The burning question of the evening was the inevitable – what does it take to make it in this competitive industry? Lisa advised:
“Be aware of your industry and be sure on which aspect of makeup you want to work in, so you can then seek out the right people on your level to collaborate with. Don’t wait for it to come to you.”
More specifically she outlined the need to be able to mirror people’s personality:
“For every job, you need to be able to judge the situation and being able to do that is as much part of the job as bringing ideas, researching and having references and all of that.
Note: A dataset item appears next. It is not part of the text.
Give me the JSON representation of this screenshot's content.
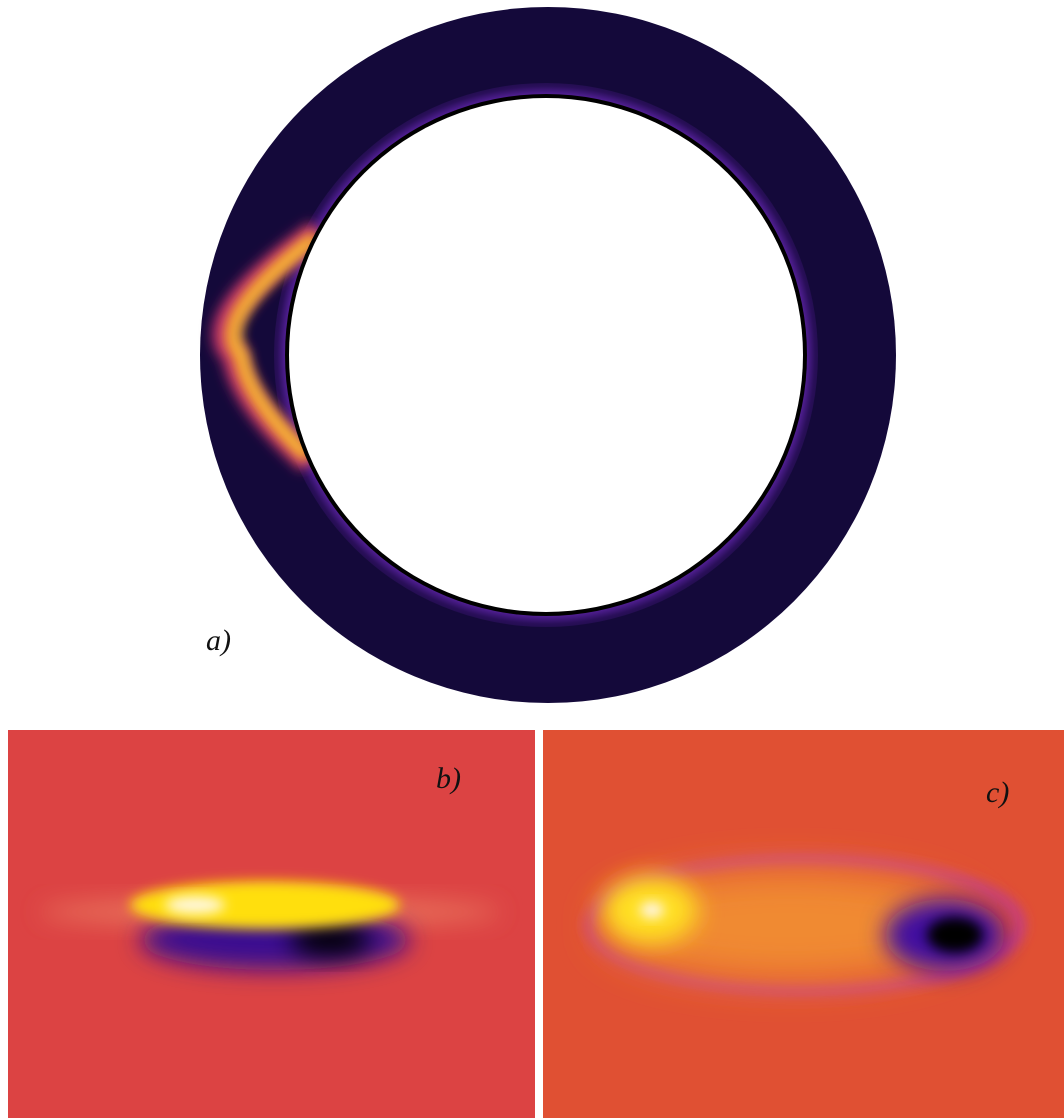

You just need to be passionate about it, interested in it, but also very aware of being able to see a layer beyond that.”
One could ask what there is left for Lisa to be excited having already has so much success, but it is clear that the enthusiasm from her first shoot is still going strong.
With a desire to continue to explore the limits of makeup, and through all its creative forms, there’s no doubt that Lisa Eldridge will continue to be a leader in driving beauty innovation for years to come.